Personal details
- Born: 26 April 1959 (age 66) Santiago, Chile
- Party: Christian Democratic (−2015) Citizens (2015–2018) Independent close to centre-right (2018–)
- Spouse: Catalina
- Parent(s): Andrés Santa Cruz Serrano Mercedes López Latorre
- Relatives: Andrés Santa Cruz López (brother)
- Alma mater: Pontifical Catholic University of Chile
- Occupation: Politician
- Profession: Lawyer

= Juan José Santa Cruz =

Chilean lawyer

Juan José Santa Cruz López (born 26 April 1959) is a Chilean lawyer, businessman and politician.

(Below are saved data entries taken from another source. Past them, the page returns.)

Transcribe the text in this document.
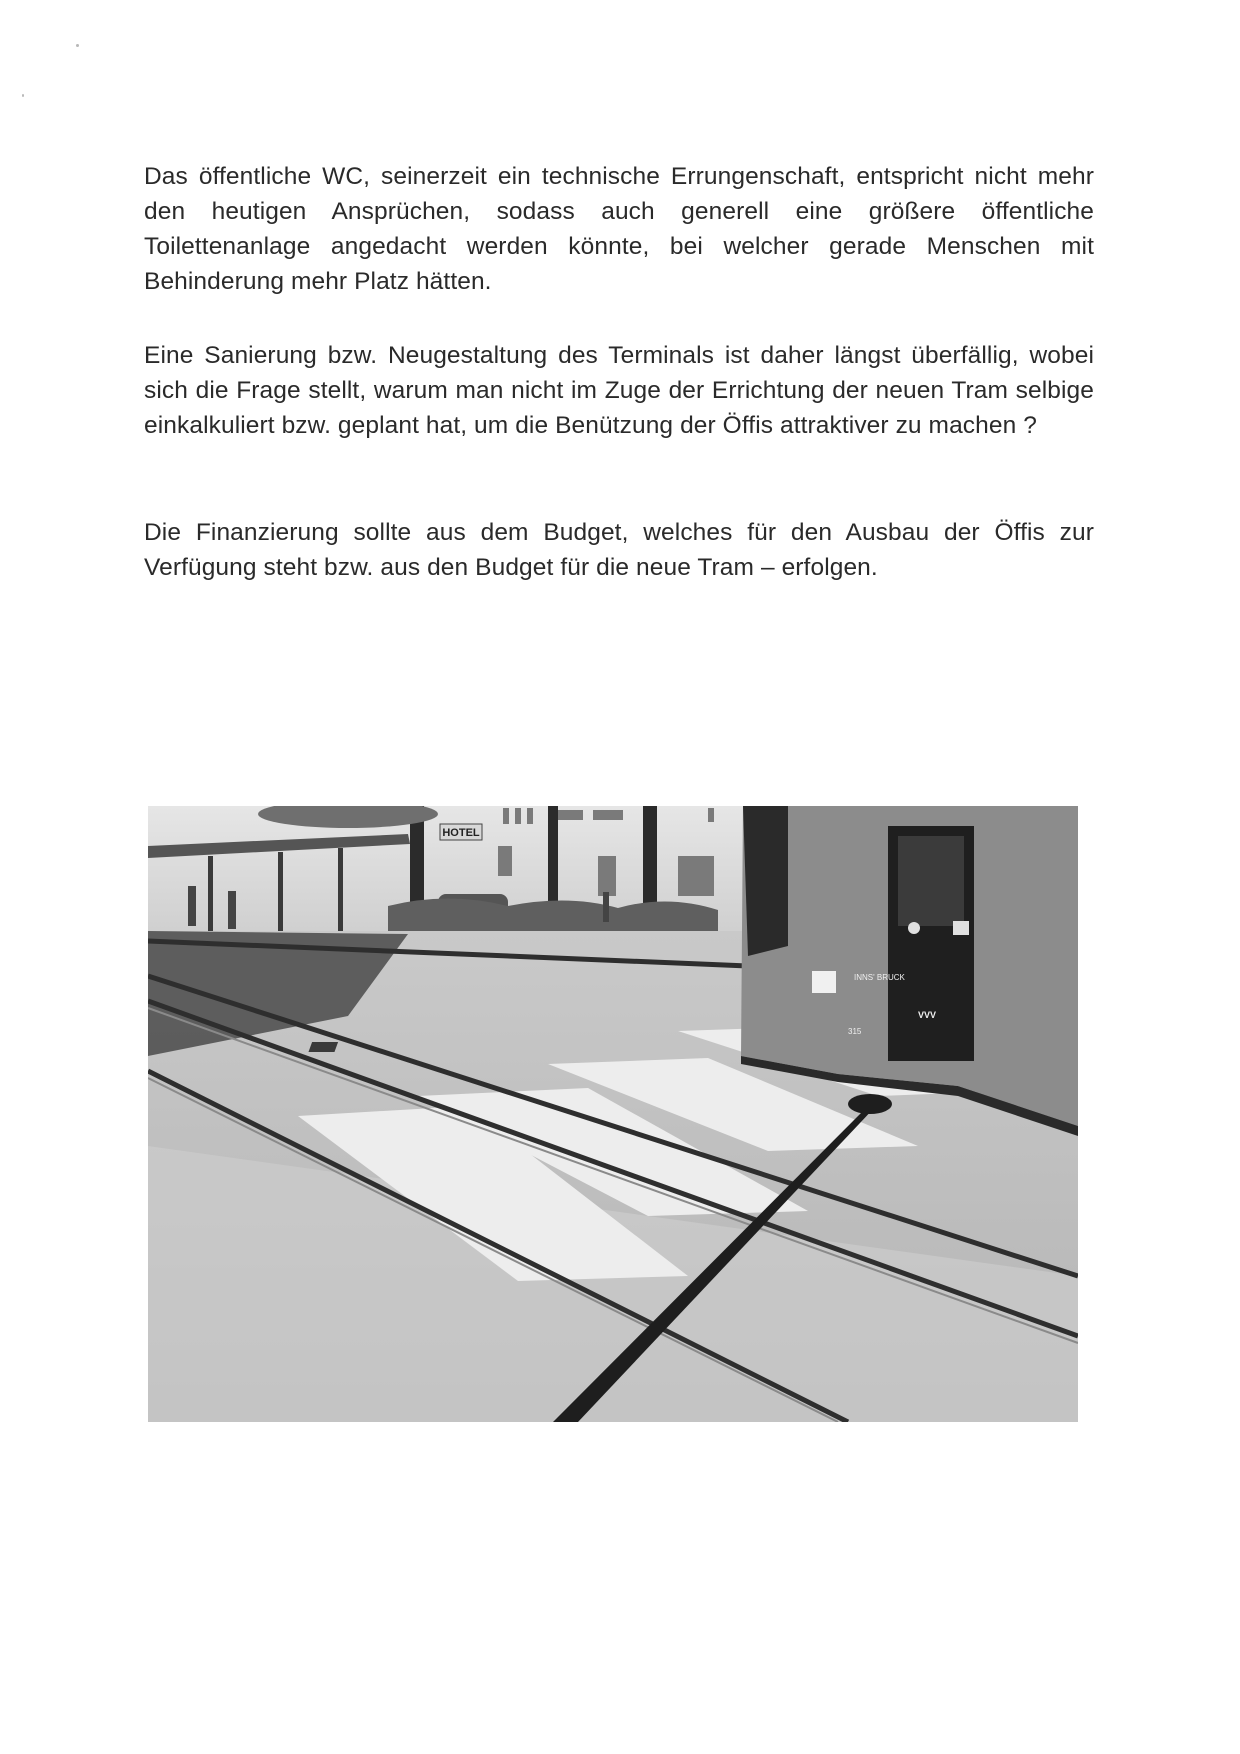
Das öffentliche WC, seinerzeit ein technische Errungenschaft, entspricht nicht mehr den heutigen Ansprüchen, sodass auch generell eine größere öffentliche Toilettenanlage angedacht werden könnte, bei welcher gerade Menschen mit Behinderung mehr Platz hätten.

Eine Sanierung bzw. Neugestaltung des Terminals ist daher längst überfällig, wobei sich die Frage stellt, warum man nicht im Zuge der Errichtung der neuen Tram selbige einkalkuliert bzw. geplant hat, um die Benützung der Öffis attraktiver zu machen ?

Die Finanzierung sollte aus dem Budget, welches für den Ausbau der Öffis zur Verfügung steht bzw. aus den Budget für die neue Tram – erfolgen.

HOTEL
INNS' BRUCK
315
VVV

In 2010, he was a founding member of El Dínamo newspaper alongside Sebastián Sichel (then Sebastián Iglesias).

==Biography==
He was born within the marriage between Andrés Santa Cruz Serrano and Mercedes López Latorre, granddaughter of Admiral Juan José Latorre, Chilean hero during the War of the Pacific (1879–1884). Despite his family was of christian-democratic tendencies, his brother Andrés was a collaborator of Augusto Pinochet dictatorship (1973–1990). Nevertheless, Juan José opposed the military regime voting against the 1980 Constitution of Chile.

On 5 April 2018, he refused being President of Televisión Nacional de Chile (TVN) board. Then, on 14 June, he broke up with Citizens —his party— after differences with Andrés Velasco.

Since December 2020, it made massively known his work by Sebastián Sichel campaign.